Estar confinado en casa puede ser horrible para alguien acostumbrado al campo, al aire y al sol. Un verdadero horror que se asimila poco a poco, al tiempo que la ansiedad te va captando, que los nervios aplacan tu devenir y que la convivencia pasa por episodios de envenenamiento.
En estas circunstancias, un respingo de luz, una leve sacudida de brisa, un golpe de frescura o el pequeño sobresalto producido por un sonido normalmente ignorado que llega desde la calle, puede convertirse en un salvavidas para la existencia de la mayoría.
En mi casa, ese flotador que viene a socorrer mi aburrido acontecer diario no es otro que un pequeño balcón, de esos extremadamente angostos y cercados por una reja tan habituales en los bloques antiguos, pero que en esta coyuntura ejerce de desembocadura hacia la libertad.

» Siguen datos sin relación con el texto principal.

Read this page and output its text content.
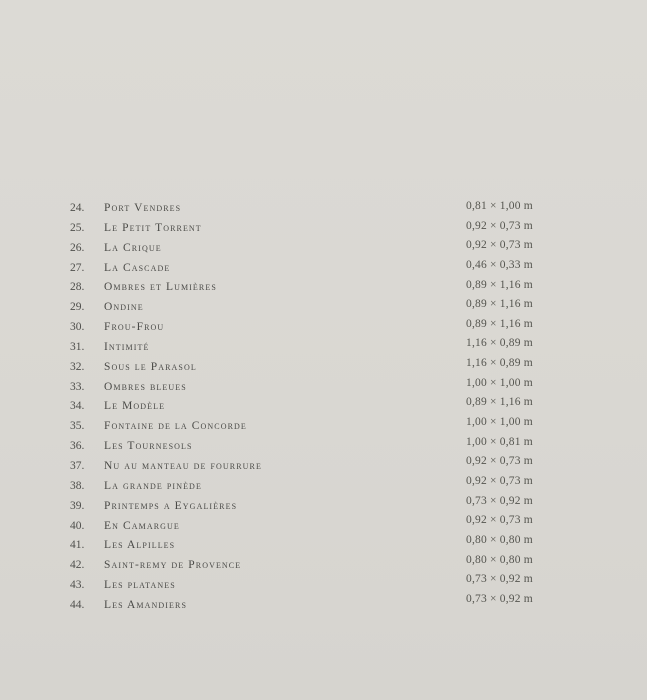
24. Port Vendres
25. Le Petit Torrent
26. La Crique
27. La Cascade
28. Ombres et Lumières
29. Ondine
30. Frou-Frou
31. Intimité
32. Sous le Parasol
33. Ombres bleues
34. Le Modèle
35. Fontaine de la Concorde
36. Les Tournesols
37. Nu au manteau de fourrure
38. La grande pinède
39. Printemps a Eygalières
40. En Camargue
41. Les Alpilles
42. Saint-remy de Provence
43. Les platanes
44. Les Amandiers
0,81 × 1,00 m
0,92 × 0,73 m
0,92 × 0,73 m
0,46 × 0,33 m
0,89 × 1,16 m
0,89 × 1,16 m
0,89 × 1,16 m
1,16 × 0,89 m
1,16 × 0,89 m
1,00 × 1,00 m
0,89 × 1,16 m
1,00 × 1,00 m
1,00 × 0,81 m
0,92 × 0,73 m
0,92 × 0,73 m
0,73 × 0,92 m
0,92 × 0,73 m
0,80 × 0,80 m
0,80 × 0,80 m
0,73 × 0,92 m
0,73 × 0,92 m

Allí salgo a airearme, a elucubrar, a estudiar, a pensar, a entender, a calcular, a proyectar, a imaginar... en fin, que se ha convertido en ese refugio que me resguarda y me mantiene vital.
En estas andaba hasta que los quehaceres necesarios para salvaguardar la limpieza del hogar dieron al traste con mi guarida de autodeterminación.
Varias cuerdas extendidas en paralelo de lado a lado del contorno del mínimo corredor, le habían servido a mi chica para improvisar un tendal, en el que un cúmulo de ropa recién lavada y suspendida ocupaba mi espacio, arrebataba mi aire, se interponía a mi luz.
Jamás pensé que una simple ringlera de prendas iba a convertirse en tan voraz competidor.